Uma série de erros das autoridades causaram essa que foi uma das maiores tragédias da história dos esportes. Mas, durante muito tempo, o Liverpool e seus torcedores foram apontados como culpados e punidos pela mídia e autoridades, e atacados pelo resto da sociedade.
Segundos relatórios oficiais do caso, várias provas e documentos foram alterados para que não se achassem os reais culpados e a responsabilidade do acontecimento continuasse sob o LFC e sua torcida.
Em acordos feitos entre autoridades e repórteres, o jornal The Sun publicou, naquele mesmo ano, uma capa repleta de mentiras e alegações perigosas sobre o que os torcedores do Liverpool teriam feito durante a tragédia.
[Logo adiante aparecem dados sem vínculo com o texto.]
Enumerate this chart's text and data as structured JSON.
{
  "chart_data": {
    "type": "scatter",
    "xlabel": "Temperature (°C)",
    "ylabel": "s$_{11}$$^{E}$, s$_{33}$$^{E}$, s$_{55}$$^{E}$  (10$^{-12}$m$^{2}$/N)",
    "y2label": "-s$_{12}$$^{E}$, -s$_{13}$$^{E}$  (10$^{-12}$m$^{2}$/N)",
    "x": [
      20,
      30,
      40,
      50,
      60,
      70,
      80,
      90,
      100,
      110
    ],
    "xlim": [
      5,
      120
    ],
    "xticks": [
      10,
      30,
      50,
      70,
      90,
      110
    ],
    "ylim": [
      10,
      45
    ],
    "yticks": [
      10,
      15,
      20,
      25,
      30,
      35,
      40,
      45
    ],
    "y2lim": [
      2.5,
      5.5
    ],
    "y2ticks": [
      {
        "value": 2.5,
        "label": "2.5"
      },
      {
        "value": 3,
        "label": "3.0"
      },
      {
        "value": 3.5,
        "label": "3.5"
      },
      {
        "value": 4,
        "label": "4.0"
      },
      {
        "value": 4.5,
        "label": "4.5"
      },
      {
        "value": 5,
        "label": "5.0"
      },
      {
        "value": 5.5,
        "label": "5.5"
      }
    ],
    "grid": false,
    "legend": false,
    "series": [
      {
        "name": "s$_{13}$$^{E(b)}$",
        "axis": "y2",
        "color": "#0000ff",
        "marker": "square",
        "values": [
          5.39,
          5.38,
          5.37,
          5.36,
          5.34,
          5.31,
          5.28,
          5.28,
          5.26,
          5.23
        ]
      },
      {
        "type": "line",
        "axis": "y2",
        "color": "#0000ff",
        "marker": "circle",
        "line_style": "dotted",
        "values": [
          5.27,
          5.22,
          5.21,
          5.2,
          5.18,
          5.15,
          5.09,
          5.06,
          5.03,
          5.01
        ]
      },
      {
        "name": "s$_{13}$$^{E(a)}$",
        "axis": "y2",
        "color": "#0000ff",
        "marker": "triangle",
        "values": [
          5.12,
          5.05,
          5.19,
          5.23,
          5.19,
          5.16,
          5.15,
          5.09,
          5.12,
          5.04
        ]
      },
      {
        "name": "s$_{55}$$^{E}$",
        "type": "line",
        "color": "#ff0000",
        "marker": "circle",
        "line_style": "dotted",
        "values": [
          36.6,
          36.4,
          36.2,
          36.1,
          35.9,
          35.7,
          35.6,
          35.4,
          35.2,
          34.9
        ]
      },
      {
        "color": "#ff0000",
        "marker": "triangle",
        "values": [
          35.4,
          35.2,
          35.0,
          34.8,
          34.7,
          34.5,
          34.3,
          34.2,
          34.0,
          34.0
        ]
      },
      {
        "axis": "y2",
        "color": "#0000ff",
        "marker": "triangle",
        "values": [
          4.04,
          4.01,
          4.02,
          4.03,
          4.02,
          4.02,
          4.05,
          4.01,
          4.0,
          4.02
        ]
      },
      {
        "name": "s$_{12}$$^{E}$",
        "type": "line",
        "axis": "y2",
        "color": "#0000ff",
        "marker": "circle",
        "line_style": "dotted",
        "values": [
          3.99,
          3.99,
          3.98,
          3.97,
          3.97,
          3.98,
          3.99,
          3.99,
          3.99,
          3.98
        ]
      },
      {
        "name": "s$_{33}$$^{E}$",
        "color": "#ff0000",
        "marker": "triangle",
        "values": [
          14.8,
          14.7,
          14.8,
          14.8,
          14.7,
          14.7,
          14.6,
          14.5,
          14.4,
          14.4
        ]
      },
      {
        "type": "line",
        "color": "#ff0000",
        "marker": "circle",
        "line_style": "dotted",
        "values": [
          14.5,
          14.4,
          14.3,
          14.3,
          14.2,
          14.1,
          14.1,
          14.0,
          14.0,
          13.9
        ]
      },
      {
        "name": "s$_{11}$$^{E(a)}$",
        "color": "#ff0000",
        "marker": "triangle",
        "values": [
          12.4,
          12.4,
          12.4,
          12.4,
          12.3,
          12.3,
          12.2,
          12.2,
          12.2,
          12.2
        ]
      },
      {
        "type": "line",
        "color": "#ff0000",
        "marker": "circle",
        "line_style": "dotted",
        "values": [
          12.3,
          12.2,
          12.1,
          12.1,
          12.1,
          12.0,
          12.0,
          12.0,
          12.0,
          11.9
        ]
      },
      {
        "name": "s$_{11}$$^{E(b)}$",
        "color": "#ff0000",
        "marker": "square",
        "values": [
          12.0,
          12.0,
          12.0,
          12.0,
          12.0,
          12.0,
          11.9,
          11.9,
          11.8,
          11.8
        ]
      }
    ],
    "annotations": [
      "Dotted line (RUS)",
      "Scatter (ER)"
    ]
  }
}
Fato que, mesmo após o jornal ter reconhecido o erro e pedir desculpas ao clube, fez com que o The Sun (um dos principais tabloides ingleses) parasse de ser vendido na cidade inglesa.
O descaso das autoridades, como Margaret Thatcher, em procurar os reais culpados pela tragédia foi a gota d’água para que a cidade de Liverpool passasse a se sentir diferente das outras cidades inglesas
Ainda que estes fatos tenham ocorrido há algum tempo, ainda é comum ocorrerem situações onde a torcida e o clube levantam a bandeira ‘scouser’. Um exemplo foi na final da Supercopa da Inglaterra deste ano, em que a torcida do Liverpool vaiou o hino nacional inglês antes do jogo.
O incômodo dos torcedores do Liverpool com a homenagem à rainha não diz somente sobre o que eles pensam a respeito da Família Real, mas sim sobre uma cidade que não se vê como parte da Inglaterra e que não deseja, mesmo com o passar dos anos, abandonar suas origens e esquecer de seu passado.